Time: Wednesday, April 9, 2003 at 4:00 pm
Place: 102 DeBartolo Hall
Speaker: Prof. Dale Kaiser, Professor of Biochemistry
From: Department of Biochemistry, Stanford University

Topic: Dynamics of Pattern Formation

Abstract:
How do cells cooperate to build accurately shaped multicellular structures? Myxobacteria offer an experimental system to answer this question that is amenable to genetic and behavioral studies.

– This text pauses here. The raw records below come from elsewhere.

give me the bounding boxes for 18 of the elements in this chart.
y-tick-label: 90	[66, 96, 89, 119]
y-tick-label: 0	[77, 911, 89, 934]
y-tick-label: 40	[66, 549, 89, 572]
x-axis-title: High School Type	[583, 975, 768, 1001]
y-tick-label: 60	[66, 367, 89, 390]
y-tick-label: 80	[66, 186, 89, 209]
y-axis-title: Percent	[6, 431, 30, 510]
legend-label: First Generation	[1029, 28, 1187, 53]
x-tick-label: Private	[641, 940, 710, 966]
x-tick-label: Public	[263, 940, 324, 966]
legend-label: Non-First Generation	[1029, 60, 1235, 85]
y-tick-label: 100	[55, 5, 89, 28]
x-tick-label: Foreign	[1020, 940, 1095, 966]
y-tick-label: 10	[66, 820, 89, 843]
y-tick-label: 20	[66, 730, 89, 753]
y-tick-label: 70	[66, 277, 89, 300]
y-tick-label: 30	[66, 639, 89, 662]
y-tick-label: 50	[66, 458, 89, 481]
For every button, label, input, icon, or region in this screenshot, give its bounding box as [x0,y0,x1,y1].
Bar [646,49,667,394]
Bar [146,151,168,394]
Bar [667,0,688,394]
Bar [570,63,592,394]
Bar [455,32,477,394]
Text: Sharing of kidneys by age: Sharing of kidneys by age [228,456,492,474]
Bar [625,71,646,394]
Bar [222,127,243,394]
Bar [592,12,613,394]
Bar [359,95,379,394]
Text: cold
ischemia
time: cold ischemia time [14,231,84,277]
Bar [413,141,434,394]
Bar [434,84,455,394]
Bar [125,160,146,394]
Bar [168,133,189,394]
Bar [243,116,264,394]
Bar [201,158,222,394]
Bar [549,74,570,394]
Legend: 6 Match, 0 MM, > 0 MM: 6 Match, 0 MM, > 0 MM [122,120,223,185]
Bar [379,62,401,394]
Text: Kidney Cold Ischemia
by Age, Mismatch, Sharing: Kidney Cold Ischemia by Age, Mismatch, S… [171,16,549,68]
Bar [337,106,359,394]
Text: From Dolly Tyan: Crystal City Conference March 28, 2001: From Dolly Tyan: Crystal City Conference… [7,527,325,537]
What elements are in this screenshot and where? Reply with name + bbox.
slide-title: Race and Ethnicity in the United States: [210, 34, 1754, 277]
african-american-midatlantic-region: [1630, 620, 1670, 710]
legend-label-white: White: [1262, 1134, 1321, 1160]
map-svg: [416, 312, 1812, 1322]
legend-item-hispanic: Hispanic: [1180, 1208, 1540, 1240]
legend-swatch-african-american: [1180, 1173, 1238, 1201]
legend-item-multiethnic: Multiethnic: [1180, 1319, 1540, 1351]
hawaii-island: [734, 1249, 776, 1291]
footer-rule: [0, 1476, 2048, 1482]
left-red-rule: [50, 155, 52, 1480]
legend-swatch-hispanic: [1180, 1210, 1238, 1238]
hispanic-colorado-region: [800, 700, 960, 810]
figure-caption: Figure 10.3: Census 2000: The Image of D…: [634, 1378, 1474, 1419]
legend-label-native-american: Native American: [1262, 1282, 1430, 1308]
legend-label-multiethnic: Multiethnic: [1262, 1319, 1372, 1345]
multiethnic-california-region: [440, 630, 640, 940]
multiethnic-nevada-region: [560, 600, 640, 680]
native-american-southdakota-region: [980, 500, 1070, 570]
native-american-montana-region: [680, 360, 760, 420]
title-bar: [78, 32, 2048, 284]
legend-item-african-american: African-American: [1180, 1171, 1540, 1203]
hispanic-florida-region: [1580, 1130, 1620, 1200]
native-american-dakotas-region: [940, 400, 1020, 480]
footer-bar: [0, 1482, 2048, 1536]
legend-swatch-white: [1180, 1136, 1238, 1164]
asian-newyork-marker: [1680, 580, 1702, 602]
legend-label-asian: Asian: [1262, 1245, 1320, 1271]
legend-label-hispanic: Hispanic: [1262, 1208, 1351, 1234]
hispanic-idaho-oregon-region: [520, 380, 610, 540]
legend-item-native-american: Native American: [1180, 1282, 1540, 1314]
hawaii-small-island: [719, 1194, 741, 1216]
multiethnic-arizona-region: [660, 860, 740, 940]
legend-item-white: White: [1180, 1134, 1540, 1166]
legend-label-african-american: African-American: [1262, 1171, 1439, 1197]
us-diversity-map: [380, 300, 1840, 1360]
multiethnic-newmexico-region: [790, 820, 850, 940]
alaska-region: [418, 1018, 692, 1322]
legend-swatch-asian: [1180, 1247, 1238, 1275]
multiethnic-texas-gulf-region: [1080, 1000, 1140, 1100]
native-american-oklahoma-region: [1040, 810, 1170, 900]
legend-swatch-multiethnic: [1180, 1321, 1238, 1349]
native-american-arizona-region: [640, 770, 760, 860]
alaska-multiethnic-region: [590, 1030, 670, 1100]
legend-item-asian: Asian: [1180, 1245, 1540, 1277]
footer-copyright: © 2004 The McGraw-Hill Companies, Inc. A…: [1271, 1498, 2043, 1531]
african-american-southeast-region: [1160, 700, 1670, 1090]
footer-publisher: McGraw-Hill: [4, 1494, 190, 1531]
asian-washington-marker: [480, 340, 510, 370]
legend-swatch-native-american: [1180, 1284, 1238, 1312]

They migrate as an organized swarm for feeding. Swarming genetic studies have shown that Myxococcus xanthus cells are propelled by two polar gliding engines, a pulling engine on one end and a pushing engine of the other. We are trying to develop a model of swarm behavior in terms of the mechanical properties of the two engines. When myxobacteria exhaust their food sources, they stop swarming and move to construct multicellular fruiting bodies. Building requires cell-cell signaling and leads to cell differentiation. Fruiting body development parallels the early stages of long bone development in vertebrates, for example. As fruiting body develop, heaps of cells form train of traveling waves. The waves decay as the rounded aggregates of cells enlarge, as if cells can leave wave crests by stopping on an early aggregate. Both the wave and aggregation patterns depend on the C-signal, a 17 kDa, surface-bound morphogenetic protein. In collaboration with Oleg Igoshin and George Oster, we have developed a mathematical model of cell movement and signaling in the traveling waves that agrees with the recorded trajectories of rippling cells (1,2). The wave model depends on signaling by cell-contact, rather then diffusible morphogens. The challenge is how to extend the signaling model into the realm of aggregation.

(1) Igoshin, O., Mogilner, A., Welch, R., Kaiser, D., and Oster, G. (2001) Pattern formation and traveling waves in myxobacteria: Theory and modeling. Proc. Natl. Acad. Sci. USA 98: 14913 - 14918.
(2). Welch, R., and Kaiser, D. (2001) Cell behavior in traveling wave patterns of myxobacteria. Proc. Natl. Acad. Sci. USA 98: 14907 - 14912.